L’Influencer Marketing crescerà fino 21,1 miliardi di dollari nel 2023

Spingere o deviare i consumi delle masse, oggi è un ruolo importante, rivestito dagli influencer. Vere e proprie figure professionali attive sui social network, con community formate da un numero consistente di followers. Attraverso la comunicazione di contenuti ad hoc ispirano il consumatore, allontanandosi dal vecchio modello di economia lineare.

Secondo The State Of Influencer Marketing Report 2023, rapporto curato Influencer MarketingHub, quest’anno il settore dell’Influencer Marketing è destinato a crescere fino 21,1 miliardi di dollari nel 2023.

Divulgazione responsabile

Ladeja Godina Košir, fondatrice e direttore esecutivo di Circular e co-chair dell’European Circular Economy Stakeholder Platform racconta: “Visto l’attuale sviluppo dei social media, possiamo davvero dire che ognuno di noi può essere un mezzo di informazione. Quello che trovo rilevante quando parliamo di influencer, prima di tutto, è che bisogna capire come includerli e integrarli, evitando di ignorare un fenomeno che ha sicuramente un forte impatto”.

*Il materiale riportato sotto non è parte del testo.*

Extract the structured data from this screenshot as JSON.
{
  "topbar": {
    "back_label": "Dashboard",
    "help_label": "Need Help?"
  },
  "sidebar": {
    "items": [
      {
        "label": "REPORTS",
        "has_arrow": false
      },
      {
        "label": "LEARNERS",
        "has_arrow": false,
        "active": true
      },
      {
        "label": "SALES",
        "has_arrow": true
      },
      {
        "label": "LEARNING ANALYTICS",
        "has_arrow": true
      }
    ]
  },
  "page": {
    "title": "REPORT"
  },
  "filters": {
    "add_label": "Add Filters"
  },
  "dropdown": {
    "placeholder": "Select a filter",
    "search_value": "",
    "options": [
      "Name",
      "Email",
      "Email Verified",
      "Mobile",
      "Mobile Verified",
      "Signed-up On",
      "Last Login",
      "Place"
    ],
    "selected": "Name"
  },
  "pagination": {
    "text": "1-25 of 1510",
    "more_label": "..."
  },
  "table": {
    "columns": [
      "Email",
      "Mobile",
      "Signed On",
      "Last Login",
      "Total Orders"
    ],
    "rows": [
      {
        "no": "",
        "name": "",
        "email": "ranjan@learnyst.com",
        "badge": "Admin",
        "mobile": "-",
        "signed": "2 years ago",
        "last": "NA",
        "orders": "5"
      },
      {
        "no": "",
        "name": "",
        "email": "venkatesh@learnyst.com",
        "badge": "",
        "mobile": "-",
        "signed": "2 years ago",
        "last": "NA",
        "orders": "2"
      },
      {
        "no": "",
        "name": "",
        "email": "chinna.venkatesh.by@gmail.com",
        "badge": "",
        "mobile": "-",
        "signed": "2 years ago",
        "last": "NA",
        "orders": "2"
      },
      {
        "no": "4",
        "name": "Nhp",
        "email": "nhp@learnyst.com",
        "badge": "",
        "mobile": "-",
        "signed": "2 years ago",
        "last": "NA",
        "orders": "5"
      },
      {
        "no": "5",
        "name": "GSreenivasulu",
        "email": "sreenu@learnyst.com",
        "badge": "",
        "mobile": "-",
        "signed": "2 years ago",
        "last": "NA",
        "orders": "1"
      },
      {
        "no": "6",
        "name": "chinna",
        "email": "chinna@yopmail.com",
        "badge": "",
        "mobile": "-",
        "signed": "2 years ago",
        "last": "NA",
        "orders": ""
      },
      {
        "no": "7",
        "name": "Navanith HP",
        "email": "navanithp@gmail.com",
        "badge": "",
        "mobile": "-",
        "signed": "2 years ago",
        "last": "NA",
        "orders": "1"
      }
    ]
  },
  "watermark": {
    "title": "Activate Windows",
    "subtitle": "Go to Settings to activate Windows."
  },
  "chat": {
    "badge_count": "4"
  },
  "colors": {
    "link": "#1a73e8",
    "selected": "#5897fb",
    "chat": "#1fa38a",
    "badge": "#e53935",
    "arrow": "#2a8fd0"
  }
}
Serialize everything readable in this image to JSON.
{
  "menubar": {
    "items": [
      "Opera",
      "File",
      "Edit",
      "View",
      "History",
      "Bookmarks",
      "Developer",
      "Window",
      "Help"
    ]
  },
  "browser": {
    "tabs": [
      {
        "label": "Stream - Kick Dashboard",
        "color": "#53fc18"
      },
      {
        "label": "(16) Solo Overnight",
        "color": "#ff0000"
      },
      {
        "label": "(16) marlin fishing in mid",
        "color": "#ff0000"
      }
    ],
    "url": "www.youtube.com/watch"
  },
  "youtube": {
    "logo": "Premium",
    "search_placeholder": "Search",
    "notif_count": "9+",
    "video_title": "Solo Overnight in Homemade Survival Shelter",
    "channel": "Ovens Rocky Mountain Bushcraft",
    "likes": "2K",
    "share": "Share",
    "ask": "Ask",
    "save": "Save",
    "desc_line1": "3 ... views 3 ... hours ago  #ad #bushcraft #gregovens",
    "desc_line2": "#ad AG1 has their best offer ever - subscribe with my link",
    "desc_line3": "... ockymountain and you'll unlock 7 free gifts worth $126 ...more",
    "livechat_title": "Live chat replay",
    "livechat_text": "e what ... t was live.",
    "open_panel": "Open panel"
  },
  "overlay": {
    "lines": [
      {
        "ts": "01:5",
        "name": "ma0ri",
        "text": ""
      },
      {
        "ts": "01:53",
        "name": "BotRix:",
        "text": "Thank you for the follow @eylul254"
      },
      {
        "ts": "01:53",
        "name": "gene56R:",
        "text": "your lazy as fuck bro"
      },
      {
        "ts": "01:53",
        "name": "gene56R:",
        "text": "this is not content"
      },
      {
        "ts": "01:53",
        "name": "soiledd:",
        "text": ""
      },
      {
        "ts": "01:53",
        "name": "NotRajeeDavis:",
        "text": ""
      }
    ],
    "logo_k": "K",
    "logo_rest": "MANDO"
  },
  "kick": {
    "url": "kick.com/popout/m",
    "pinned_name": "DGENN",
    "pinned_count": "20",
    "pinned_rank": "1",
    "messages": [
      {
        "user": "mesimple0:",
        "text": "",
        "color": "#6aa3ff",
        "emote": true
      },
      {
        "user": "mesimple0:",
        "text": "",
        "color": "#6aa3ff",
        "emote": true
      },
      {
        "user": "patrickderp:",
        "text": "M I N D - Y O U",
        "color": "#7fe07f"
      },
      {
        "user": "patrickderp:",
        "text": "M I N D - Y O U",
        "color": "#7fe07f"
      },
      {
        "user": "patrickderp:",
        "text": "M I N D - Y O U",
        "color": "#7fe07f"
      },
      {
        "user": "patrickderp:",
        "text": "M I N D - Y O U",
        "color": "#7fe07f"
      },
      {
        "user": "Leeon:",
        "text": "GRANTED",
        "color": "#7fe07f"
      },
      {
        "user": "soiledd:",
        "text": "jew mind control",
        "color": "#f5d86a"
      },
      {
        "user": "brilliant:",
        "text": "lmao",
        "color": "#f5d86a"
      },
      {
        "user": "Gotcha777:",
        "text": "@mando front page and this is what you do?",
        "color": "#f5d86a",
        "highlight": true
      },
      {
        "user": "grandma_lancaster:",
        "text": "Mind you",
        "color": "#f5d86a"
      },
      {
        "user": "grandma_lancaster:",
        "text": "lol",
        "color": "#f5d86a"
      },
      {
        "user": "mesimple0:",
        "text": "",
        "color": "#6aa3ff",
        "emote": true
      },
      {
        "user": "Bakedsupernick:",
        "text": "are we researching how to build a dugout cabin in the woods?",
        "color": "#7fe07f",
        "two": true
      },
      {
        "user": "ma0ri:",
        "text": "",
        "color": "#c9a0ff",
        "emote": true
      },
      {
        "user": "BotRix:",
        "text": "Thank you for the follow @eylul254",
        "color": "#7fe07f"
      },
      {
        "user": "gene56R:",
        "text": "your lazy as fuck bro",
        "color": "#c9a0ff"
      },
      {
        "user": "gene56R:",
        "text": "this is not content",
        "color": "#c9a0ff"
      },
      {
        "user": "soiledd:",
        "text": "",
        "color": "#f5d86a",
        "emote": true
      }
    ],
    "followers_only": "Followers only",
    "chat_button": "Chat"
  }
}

I social network, usati sapientemente, sono delle vetrine che permettono di rafforzare attività di divulgazione e informazione. Importanti sono i valori trasmessi, oltre che i contenuti, mostrando attraverso i fatti soluzioni concrete. Per colmare il divario tra la consapevolezza della sfida climatica e l’azione individuale, in otto Paesi europei, è stato lanciato PSLifestyle, progetto Horizon 2020 che ha tra i propri partner Circular Change e il Fondo per l’innovazione finlandese SITRA e che vedrà la nomina di alcuni influencer in qualità di ambassador.

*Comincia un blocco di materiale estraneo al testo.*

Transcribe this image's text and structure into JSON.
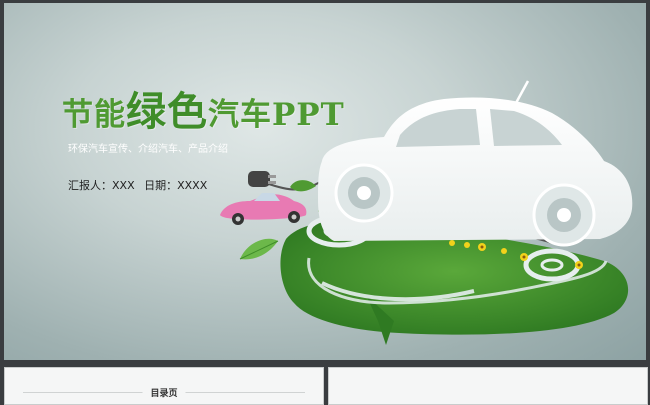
{
  "slide": {
    "title_part1": "节能",
    "title_part2": "绿色",
    "title_part3": "汽车PPT",
    "subtitle": "环保汽车宣传、介绍汽车、产品介绍",
    "reporter": "汇报人：XXX",
    "date": "日期：XXXX"
  },
  "thumbnails": {
    "next_title": "目录页"
  },
  "colors": {
    "title_green": "#4f9a32",
    "grass_green": "#3f8d29",
    "background": "#c7d3d2"
  }
}
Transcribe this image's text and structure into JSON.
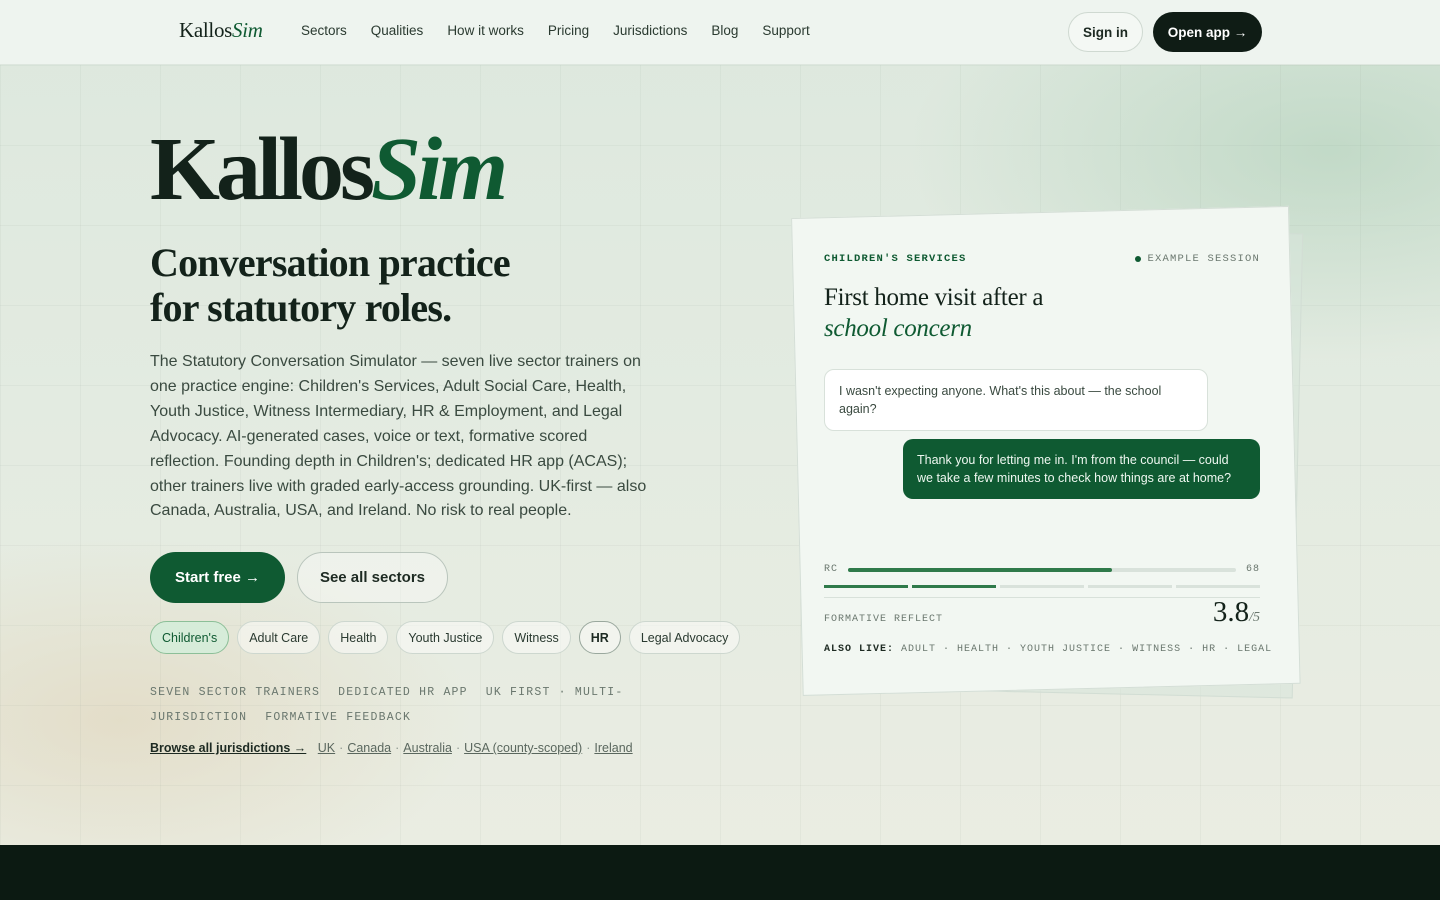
{
  "header": {
    "logo_main": "Kallos",
    "logo_accent": "Sim",
    "nav": [
      "Sectors",
      "Qualities",
      "How it works",
      "Pricing",
      "Jurisdictions",
      "Blog",
      "Support"
    ],
    "signin": "Sign in",
    "open_app": "Open app →"
  },
  "hero": {
    "title_main": "Kallos",
    "title_accent": "Sim",
    "subtitle_line1": "Conversation practice",
    "subtitle_line2": "for statutory roles.",
    "description": "The Statutory Conversation Simulator — seven live sector trainers on one practice engine: Children's Services, Adult Social Care, Health, Youth Justice, Witness Intermediary, HR & Employment, and Legal Advocacy. AI-generated cases, voice or text, formative scored reflection. Founding depth in Children's; dedicated HR app (ACAS); other trainers live with graded early-access grounding. UK-first — also Canada, Australia, USA, and Ireland. No risk to real people.",
    "start_free": "Start free →",
    "see_sectors": "See all sectors",
    "chips": [
      "Children's",
      "Adult Care",
      "Health",
      "Youth Justice",
      "Witness",
      "HR",
      "Legal Advocacy"
    ],
    "meta": [
      "SEVEN SECTOR TRAINERS",
      "DEDICATED HR APP",
      "UK FIRST · MULTI-JURISDICTION",
      "FORMATIVE FEEDBACK"
    ],
    "browse": "Browse all jurisdictions →",
    "jurisdictions": [
      "UK",
      "Canada",
      "Australia",
      "USA (county-scoped)",
      "Ireland"
    ]
  },
  "card": {
    "label": "CHILDREN'S SERVICES",
    "example": "EXAMPLE SESSION",
    "title_line1": "First home visit after a",
    "title_line2": "school concern",
    "msg_in": "I wasn't expecting anyone. What's this about — the school again?",
    "msg_out": "Thank you for letting me in. I'm from the council — could we take a few minutes to check how things are at home?",
    "rc_label": "RC",
    "rc_value": "68",
    "rc_fraction": 0.68,
    "segments_on": 2,
    "segments_total": 5,
    "reflect_label": "FORMATIVE REFLECT",
    "score": "3.8",
    "score_max": "/5",
    "also_live_label": "ALSO LIVE:",
    "also_live": "ADULT · HEALTH · YOUTH JUSTICE · WITNESS · HR · LEGAL"
  },
  "colors": {
    "accent": "#0f5a32",
    "dark": "#0f1c15",
    "background": "#e9efe7"
  }
}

La divulgatrice e imprenditrice Camilla Mendini spiega :“Quando le prime aziende hanno iniziato a contattarmi, di fronte al rischio di greenwashing, era necessario distinguere quali fossero davvero le aziende che avevano davvero adottato il valore circolarità da quelle volevano utilizzare i social solo per farsi belli agli occhi dei clienti. Il mio approccio è sempre stato quello che ho da consumatrice. Non sono contro il consumo, ma credo in un consumo consapevole: quindi pochi acquisti, fatti con cognizione di causa, capendo come usare i prodotti, mantenerli al meglio allungando la loro vita. Per me era ed è importante mostrare a chi mi segue anche aspetti più semplici come i vantaggi ambientali ed economici della scelta di prodotti ricondizionati o della convenienza di riparare a casa un vestito.”

Tra gli influencer

Tra le voci del panorama digitale, spicca senza dubbio, quella di Bea Johnson, autrice franco americana che abbraccia il mantra zero-waste. I suoi contenuti puntano a mostrare il risparmio di tempo e denaro che si ottiene aiutando il pianeta.

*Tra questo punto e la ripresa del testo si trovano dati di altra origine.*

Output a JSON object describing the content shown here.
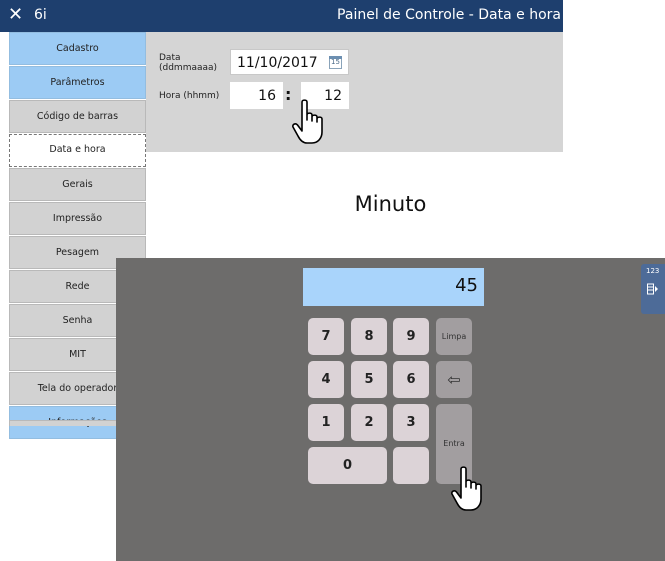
{
  "window": {
    "close_glyph": "✕",
    "app_name": "6i",
    "title": "Painel de Controle - Data e hora"
  },
  "sidebar": {
    "items": [
      {
        "label": "Cadastro",
        "style": "blue"
      },
      {
        "label": "Parâmetros",
        "style": "blue"
      },
      {
        "label": "Código de barras",
        "style": "gray"
      },
      {
        "label": "Data e hora",
        "style": "active"
      },
      {
        "label": "Gerais",
        "style": "gray"
      },
      {
        "label": "Impressão",
        "style": "gray"
      },
      {
        "label": "Pesagem",
        "style": "gray"
      },
      {
        "label": "Rede",
        "style": "gray"
      },
      {
        "label": "Senha",
        "style": "gray"
      },
      {
        "label": "MIT",
        "style": "gray"
      },
      {
        "label": "Tela do operador",
        "style": "gray"
      },
      {
        "label": "Informações",
        "style": "blue"
      }
    ]
  },
  "form": {
    "date_label": "Data\n(ddmmaaaa)",
    "date_value": "11/10/2017",
    "calendar_icon_text": "15",
    "time_label": "Hora (hhmm)",
    "hour_value": "16",
    "separator": ":",
    "minute_value": "12"
  },
  "numpad": {
    "title": "Minuto",
    "display_value": "45",
    "keys": [
      "7",
      "8",
      "9",
      "4",
      "5",
      "6",
      "1",
      "2",
      "3",
      "0"
    ],
    "clear_label": "Limpa",
    "backspace_glyph": "⇦",
    "enter_label": "Entra"
  },
  "side_tab": {
    "label": "123",
    "icon": "keyboard-toggle-icon"
  },
  "colors": {
    "titlebar": "#1e3f6e",
    "sidebar_blue": "#9ccbf4",
    "sidebar_gray": "#d2d2d2",
    "panel": "#d5d5d5",
    "numpad_bg": "#6d6c6b",
    "display": "#a9d4fb",
    "key": "#dcd3d7",
    "fn_key": "#a29ea0"
  }
}
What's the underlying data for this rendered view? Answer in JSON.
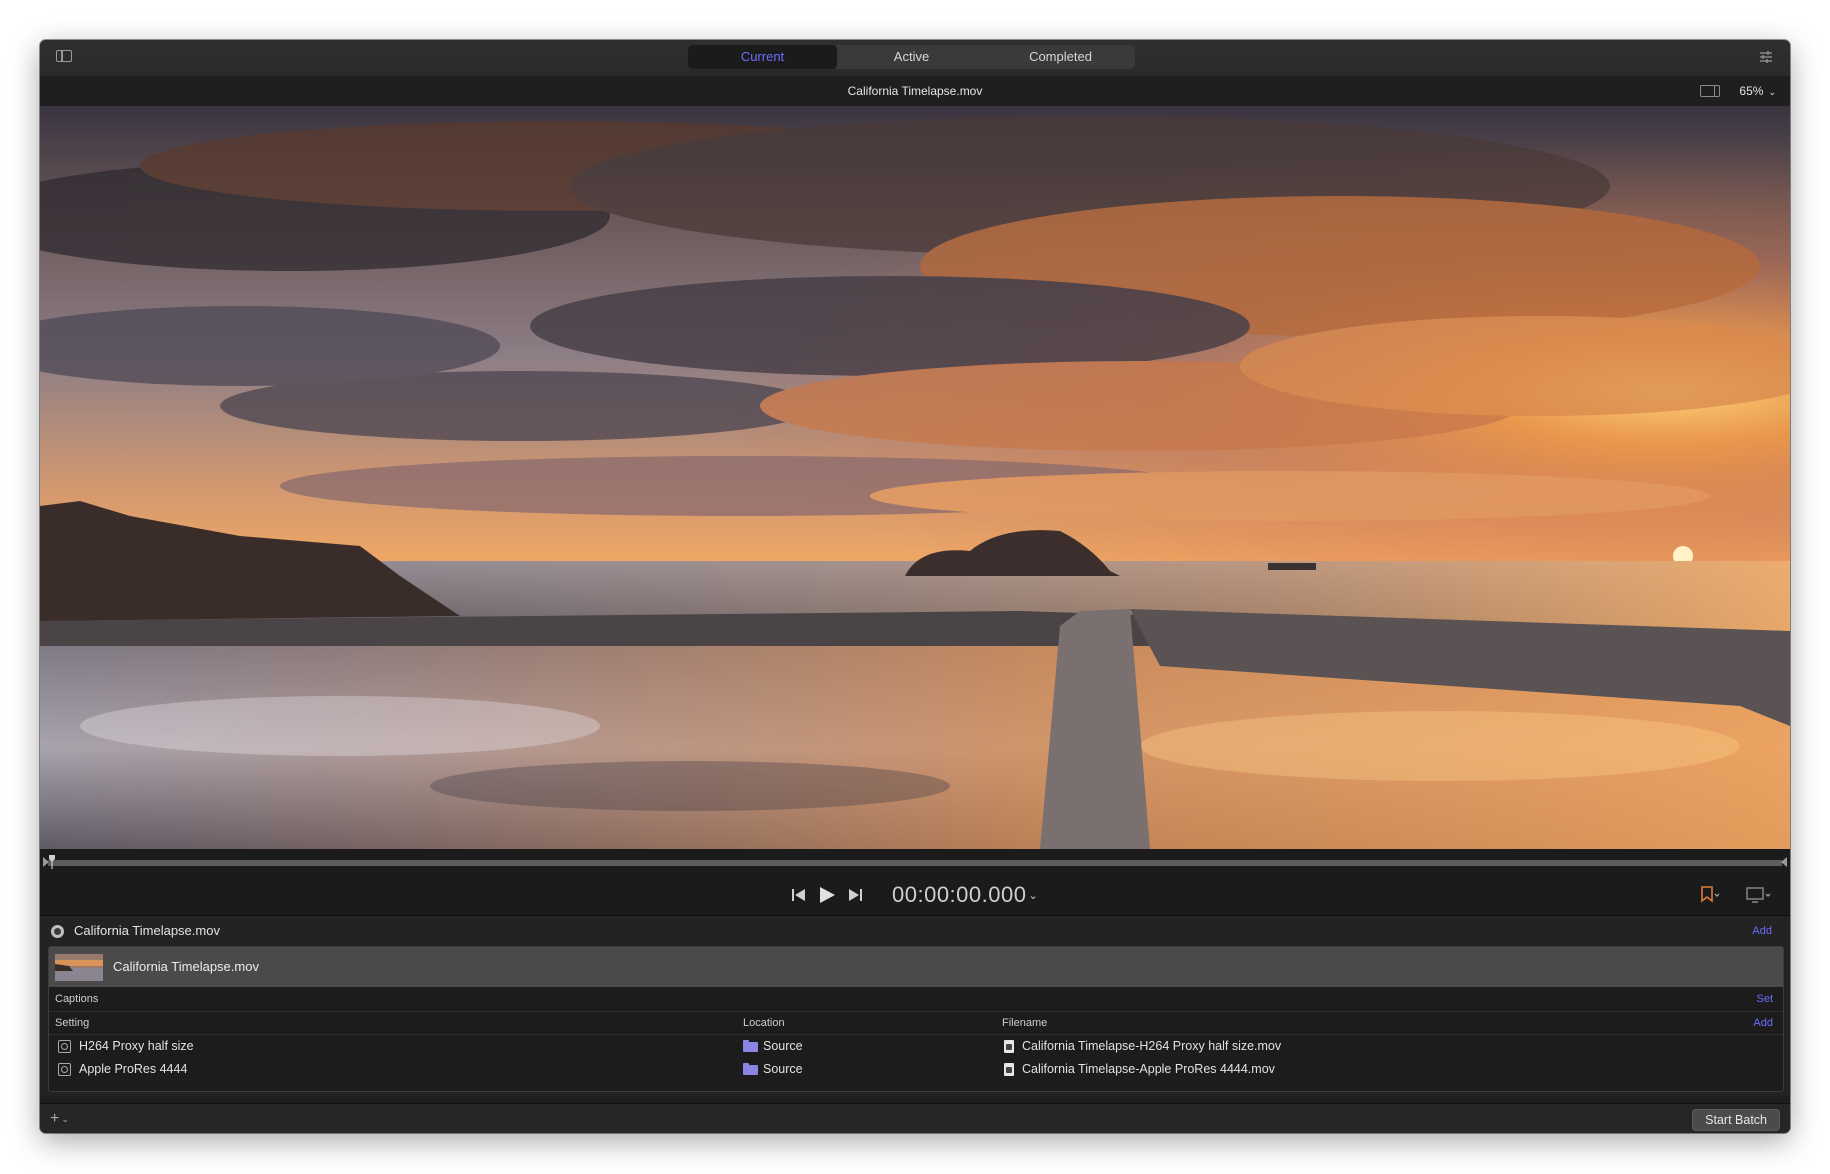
{
  "toolbar": {
    "tabs": [
      {
        "label": "Current"
      },
      {
        "label": "Active"
      },
      {
        "label": "Completed"
      }
    ]
  },
  "viewer": {
    "file_title": "California Timelapse.mov",
    "zoom": "65%"
  },
  "transport": {
    "timecode": "00:00:00.000"
  },
  "batch": {
    "job_name": "California Timelapse.mov",
    "add_label": "Add",
    "source_name": "California Timelapse.mov",
    "captions_label": "Captions",
    "captions_action": "Set",
    "columns": {
      "setting": "Setting",
      "location": "Location",
      "filename": "Filename",
      "add": "Add"
    },
    "outputs": [
      {
        "setting": "H264 Proxy half size",
        "location": "Source",
        "filename": "California Timelapse-H264 Proxy half size.mov"
      },
      {
        "setting": "Apple ProRes 4444",
        "location": "Source",
        "filename": "California Timelapse-Apple ProRes 4444.mov"
      }
    ]
  },
  "bottombar": {
    "add_symbol": "+",
    "start_batch": "Start Batch"
  },
  "colors": {
    "accent": "#6d6bff",
    "folder": "#8b85e6"
  }
}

Della stessa linea di pensiero è Haral Fried, attivista, acceleratore dell’azione, imprenditore, mentore, consulente e noto sostenitore dell’economia circolare, che utilizza come strumento di divulgazione Linkedin, rete professionale più grande al mondo.

Teresa Agovino, consulente della UNWTO (World Tourism Organization) aggiunge: “Nel momento in cui le aziende mi contattano, ovviamente dopo aver fatto un un’analisi approfondita e nel caso in cui queste non siano allineate con la mia filosofia di sostenibilità, quello che faccio è evitare di dire un no secco, declinando semplicemente la collaborazione nella campagna di marketing. Provo invece a dare una serie di consigli in stile consulenziale, ovviamente molto ridotti, altrimenti non sarebbe sostenibile né economicamente né in termini di tempo. Lo faccio per far capire rischi del greenwashing e sia eventualmente per indirizzarli verso delle politiche di sostenibilità più strutturate e più e più coscienziosa. E l’effetto di questa spinta gentile (nudge) che ho notato è duplice. Cioè, se l’azienda sta andando deliberatamente verso il greenwashing, magari ci ripensa. All’opposto, nel momento in cui l’azienda non sta volutamente facendo greenwashing, nel senso che semplicemente aveva affidato la gestione del progetto all’area marketing o comunicazione, magari inizia a pensare alla sostenibilità in maniera un po’ più olistica.”